Directed by Fábio Barreto and written by committee (Denise Paraná, Fábio Barreto and Daniel Tendler), movie begins outside a pale pinkish house. A man, Aristides (Milhem Cortaz), in a faded beige suit leaves the house, greets his dog outside. The dog looks like a purebred border collie doesn’t convincingly show affection. The man, Lula’s father, is leaving behind six kids and a middle-aged wife, Lindu (Glória Pires). Traveling down a ways with his dog and a suitcase in hand, he passes a pregnant girl. They seem to know each other and she, with umbrella and suitcase in hand follows him after he sends the dog back.
Although this is 1945, the family has not telephone, no radio and most likely no electricity. Water is collected from a pond. There’s a quaint looking outhouse. The kids help out while the father is gone.
Some time after the father’s departure, a boy who will become Lula is born. The poverty is portrayed without romantic nobility, but the children are always clean, giving a sense of respectability within this family unit. The land is dry and pale. Cactus springs up. There is no hope for a fertile farm.
At some point the father, went to get Jaime, his oldest son, and brought him to the city to live with his new younger wife (Rayana Cavalho). The father can’t write, but Jaime can read and write. When Jaime takes dictation from his father, Jaime writes with his heart. Jaime advises Lindu to sell the land and come to join him in the coastal city of Santos. It is 1952 and besides Lula, another child has been added to Lindu’s brood.
We don’t witness the anger that surely must have been under the surface of life as the two families live in poverty in a single house. Do the women fight? Do the kids fight? Sibling against sibling. Half-sibling against half-sibling?

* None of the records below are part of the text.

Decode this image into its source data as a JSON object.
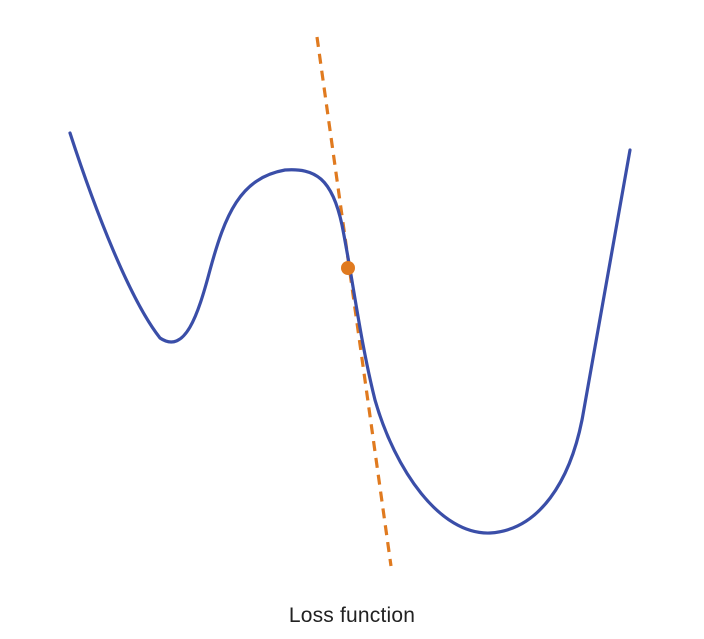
{
  "caption": "Loss function",
  "colors": {
    "curve": "#3a4ea8",
    "tangent": "#e07a1f",
    "point": "#e07a1f",
    "text": "#222222",
    "background": "#ffffff"
  }
}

As you might guess, Aristides is not the best father. The work is hard in the city and some of the children benefit from attending elementary school–something Lindu encourages. Aristides needs money and would prefer his brood working instead of that useless book learning. Lula (Felipe Falanga) and his siblings become street vendors and shoe shines. They, like all kids, want to play, but that’s not part of Aristides’ plan. He needs money for his alcohol as well as to support the big brood. We never see what in Aristides attracted first Lindu and then his younger wife.
Lindu finally decides to leave him, although he weeps. Single motherhood isn’t easy, particularly in poverty. Yet we never see the stress mar Lindu’s saintly brow. We never see her despair over having so many kids and not enough money. Perhaps the most harrowing scene is when hard rain floods their city dwelling and everyone must wander in waist deep water, attempting to salvage their few possessions.
From there we suddenly move to Lula (Guilerme Tortólio) enrolling to take a machine operators exam. One cringes to think of those beautiful brown eyes without safety glasses. In 1961, Lula receives his degree and suddenly, he’s a different actor as his company is on strike.
Some reviews have made much about the portrayal of Lula’s devotion to his mother.
That seems a little snarky. After all, wouldn’t you want sons to love their mothers and in a Latin American family aren’t the women the center of the culture? Lula (Rui Ricardo Dias) does move on to lust and love women such as his first wife. We follow Lula up to when he is jailed for political reasons, just after his mother has died.
“Lula, the Son of Brazil” is Brazil’s official submission for the Oscar’s Best Foreign Language Film category. It’s doubtful that this superficial biopic will make the shortlist. The film hits the highlights and some low times, but doesn’t dig into the psychology of Lula and deliver real people with real problems.
“Lula: the Son of Brazil” opens today, 27 January 2012 at the Pasadena Laemmle Playhouse 7. In Portuguese with English subtitles. Based on a book by Denise Paraná.